“In the last five years, India’s average rate of real GDP growth has been 7.5% and Survey’s projections are that, to become a $ 5 trillion economy by 2024-25, with an annual rate of inflation of 4%, real GDP growth will have to be 8%. This is doable,” Bibek Debroy, chairman of the council said.
However, Debroy cautioned that one should not deviate from the path of fiscal consolidation that was set out in the Medium Term Fiscal Policy Statement, articulated both in terms of the fiscal deficit/GDP ratio and the debt/GDP ratio.
“High deficits crowd out private investments, raise costs of private capital and pre-empt household sector financial savings. Though India is projected to grow at 6.8% in 2018-19, there is little room for counter-cyclical public expenditure,” he added.
According to Debroy, Survey has laid out a blue-print for growth and jobs in the next five years, drawing on from initiatives the first Narendra Modi government initiated between 2014 and 2019, including initiatives to change behaviour.

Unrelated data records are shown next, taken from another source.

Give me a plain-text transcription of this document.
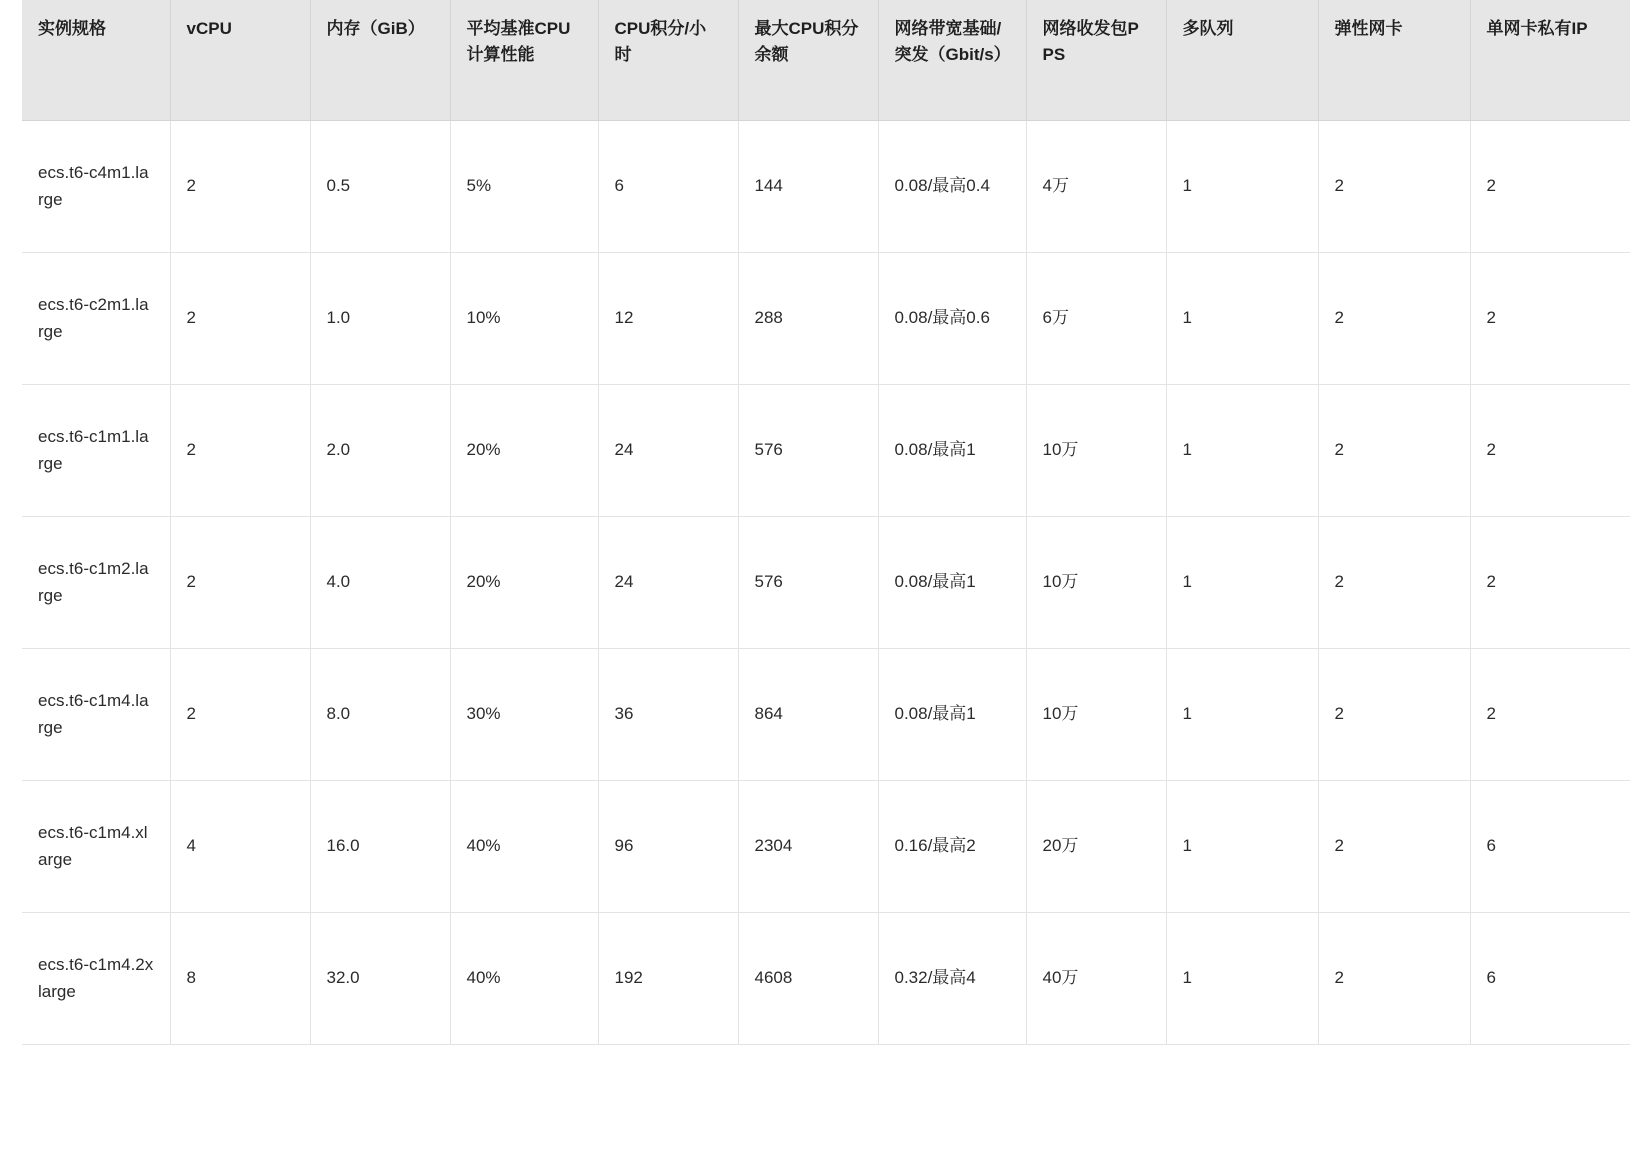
实例规格	vCPU	内存（GiB）	平均基准CPU计算性能	CPU积分/小时	最大CPU积分余额	网络带宽基础/突发（Gbit/s）	网络收发包PPS	多队列	弹性网卡	单网卡私有IP
ecs.t6-c4m1.large	2	0.5	5%	6	144	0.08/最高0.4	4万	1	2	2
ecs.t6-c2m1.large	2	1.0	10%	12	288	0.08/最高0.6	6万	1	2	2
ecs.t6-c1m1.large	2	2.0	20%	24	576	0.08/最高1	10万	1	2	2
ecs.t6-c1m2.large	2	4.0	20%	24	576	0.08/最高1	10万	1	2	2
ecs.t6-c1m4.large	2	8.0	30%	36	864	0.08/最高1	10万	1	2	2
ecs.t6-c1m4.xlarge	4	16.0	40%	96	2304	0.16/最高2	20万	1	2	6
ecs.t6-c1m4.2xlarge	8	32.0	40%	192	4608	0.32/最高4	40万	1	2	6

“There is continuity between the policies from 2014 and 2019 and the expected policies from 2019 to 2024. Survey has rightly flagged fiscal devolution and federalism, expenditure reform, policies for MSMEs, GST and reform of direct taxes,” he said.
According to Debroy, one novel and welcome aspect of this year’s Economic Survey was its highlighting of judicial reforms and the role of data as a public good. “Overall, the Survey has given provided insights and also signalled some break with the past by quoting from Sanskrit texts, including quotes in Sanskrit,” he added.